Raise meletakan semuanya dengan hati-hati di atas meja. Ia melirik Stefani yang tentu saja dikenali sebagai Daisy sedikit sebelum meletakan mug yang dibawanya di depan. Ia juga menuangkan teh ke dalam cangkir dengan hati-hati.
“Kamu tidak terdengar sepertimu, Daisy,” kata Mahardika pada Stefani.
Kali ini Stefani sama sekali tidak bisa menimpali. Ia tak bisa mengatakan kalau dirinya adalah Daisy yang biasa. Diambilnya mug dengan ditangkup, lalu diseruput isinya sedikit. Panas dari coklat, membakar lidahnya.

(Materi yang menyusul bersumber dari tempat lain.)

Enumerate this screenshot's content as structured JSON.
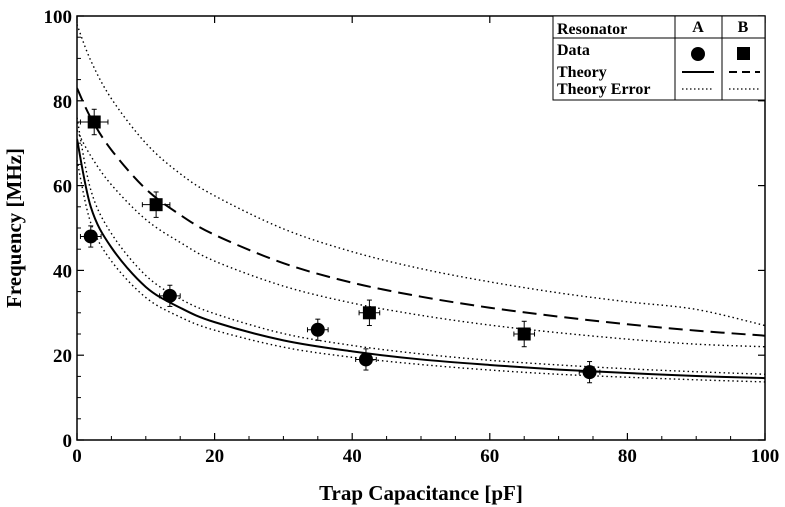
{
  "chart_data": {
    "type": "scatter",
    "xlabel": "Trap Capacitance [pF]",
    "ylabel": "Frequency [MHz]",
    "xlim": [
      0,
      100
    ],
    "ylim": [
      0,
      100
    ],
    "xticks": [
      "0",
      "20",
      "40",
      "60",
      "80",
      "100"
    ],
    "yticks": [
      "0",
      "20",
      "40",
      "60",
      "80",
      "100"
    ],
    "grid": false,
    "legend": {
      "position": "top-right",
      "header": "Resonator",
      "col_a": "A",
      "col_b": "B",
      "rows": [
        "Data",
        "Theory",
        "Theory Error"
      ]
    },
    "series": [
      {
        "name": "A",
        "kind": "data",
        "marker": "circle",
        "points": [
          {
            "x": 2,
            "y": 48,
            "xerr": 1.5,
            "yerr": 2.5
          },
          {
            "x": 13.5,
            "y": 34,
            "xerr": 1.5,
            "yerr": 2.5
          },
          {
            "x": 35,
            "y": 26,
            "xerr": 1.5,
            "yerr": 2.5
          },
          {
            "x": 42,
            "y": 19,
            "xerr": 1.5,
            "yerr": 2.5
          },
          {
            "x": 74.5,
            "y": 16,
            "xerr": 1.5,
            "yerr": 2.5
          }
        ]
      },
      {
        "name": "B",
        "kind": "data",
        "marker": "square",
        "points": [
          {
            "x": 2.5,
            "y": 75,
            "xerr": 2,
            "yerr": 3
          },
          {
            "x": 11.5,
            "y": 55.5,
            "xerr": 2,
            "yerr": 3
          },
          {
            "x": 42.5,
            "y": 30,
            "xerr": 1.5,
            "yerr": 3
          },
          {
            "x": 65,
            "y": 25,
            "xerr": 1.5,
            "yerr": 3
          }
        ]
      },
      {
        "name": "A Theory",
        "kind": "theory",
        "style": "solid",
        "x": [
          0,
          2,
          5,
          10,
          15,
          20,
          30,
          40,
          50,
          60,
          70,
          80,
          90,
          100
        ],
        "y": [
          71,
          55,
          45.4,
          36.1,
          31.2,
          27.8,
          23.5,
          20.9,
          19.0,
          17.7,
          16.6,
          15.8,
          15.1,
          14.6
        ]
      },
      {
        "name": "A Theory Error Upper",
        "kind": "error",
        "style": "dotted",
        "x": [
          0,
          2,
          5,
          10,
          15,
          20,
          30,
          40,
          50,
          60,
          70,
          80,
          90,
          100
        ],
        "y": [
          76,
          59,
          48.7,
          38.8,
          33.3,
          29.8,
          25.1,
          22.3,
          20.3,
          18.8,
          17.7,
          16.8,
          16.1,
          15.5
        ]
      },
      {
        "name": "A Theory Error Lower",
        "kind": "error",
        "style": "dotted",
        "x": [
          0,
          2,
          5,
          10,
          15,
          20,
          30,
          40,
          50,
          60,
          70,
          80,
          90,
          100
        ],
        "y": [
          66,
          51.2,
          42.2,
          33.6,
          29.0,
          25.9,
          21.9,
          19.5,
          17.8,
          16.5,
          15.5,
          14.8,
          14.2,
          13.7
        ]
      },
      {
        "name": "B Theory",
        "kind": "theory",
        "style": "dashed",
        "x": [
          0,
          2,
          5,
          10,
          15,
          20,
          30,
          40,
          50,
          60,
          70,
          80,
          90,
          100
        ],
        "y": [
          83,
          76,
          68.4,
          59.2,
          53.1,
          48.4,
          41.7,
          37.1,
          33.8,
          31.2,
          29.1,
          27.3,
          25.8,
          24.6
        ]
      },
      {
        "name": "B Theory Error Upper",
        "kind": "error",
        "style": "dotted",
        "x": [
          0,
          2,
          5,
          10,
          15,
          20,
          30,
          40,
          50,
          60,
          70,
          80,
          90,
          100
        ],
        "y": [
          98,
          89.5,
          80.5,
          70.0,
          62.8,
          57.6,
          49.8,
          44.4,
          40.4,
          37.3,
          34.7,
          32.6,
          30.8,
          27
        ]
      },
      {
        "name": "B Theory Error Lower",
        "kind": "error",
        "style": "dotted",
        "x": [
          0,
          2,
          5,
          10,
          15,
          20,
          30,
          40,
          50,
          60,
          70,
          80,
          90,
          100
        ],
        "y": [
          73,
          67.0,
          60.2,
          52.0,
          46.6,
          42.2,
          36.3,
          32.3,
          29.4,
          27.1,
          25.3,
          23.8,
          22.6,
          22
        ]
      }
    ]
  }
}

“Kamu harus meniupnya dahulu sebelum diminum! Bagaimana bisa hanya kecerobohanmu saja yang sama!”
Mahardika merebut mug dari tangan Daisy dan meniupnya berulang kali sebelum menyerahkan kembali pada gadis itu.
“Aku tidak seperti itu!” Stefani tak mau disamakan dengan Daisy. Ia tidak ceroboh, hanya terlalu bersemangat saja kali ini.

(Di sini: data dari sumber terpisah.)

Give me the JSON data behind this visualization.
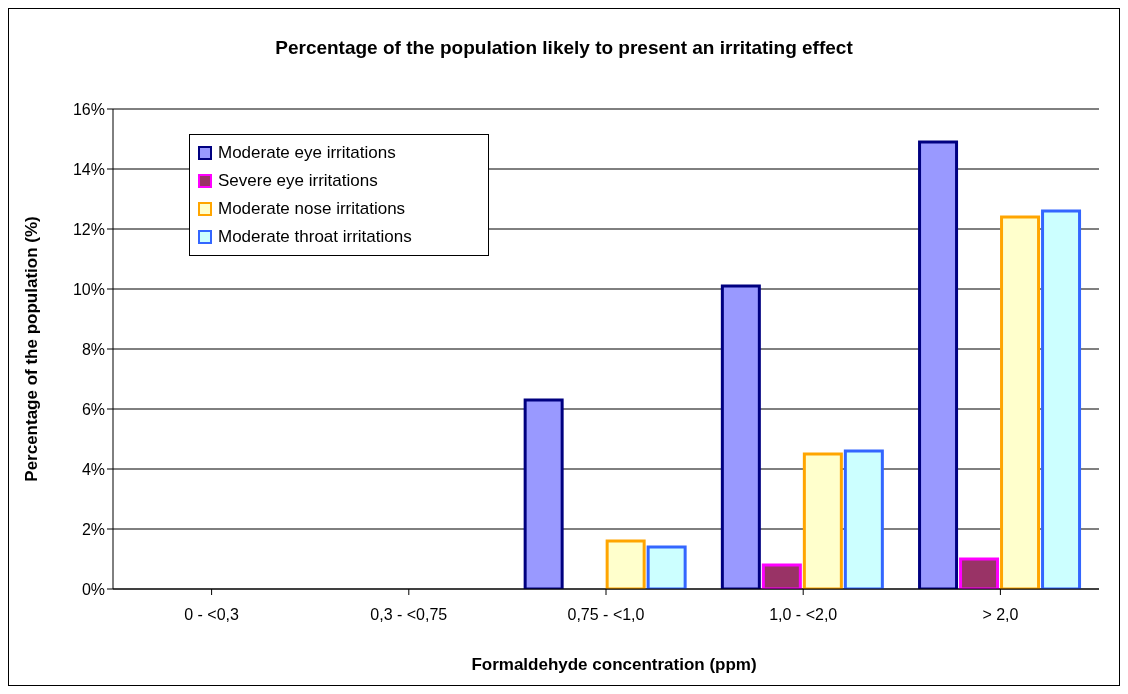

Stefani benar-benar baru mendengar bagian Daisy yang ini. Selama ini ia hanya melihat gadis yang sempurna saja. Jadi ia tak menyangka kalau ada sisi ceroboh dari Daisy.
Karena tidak tahu apa yang biasanya dibicarakan Daisy dan Mahardika, Stefani memilih diam saja. Ia sudah melakukan kesalahan dengan mengucapkan hal gegabah seperti tadi. Jadi ia harus lebih hati-hati lagi sekarang.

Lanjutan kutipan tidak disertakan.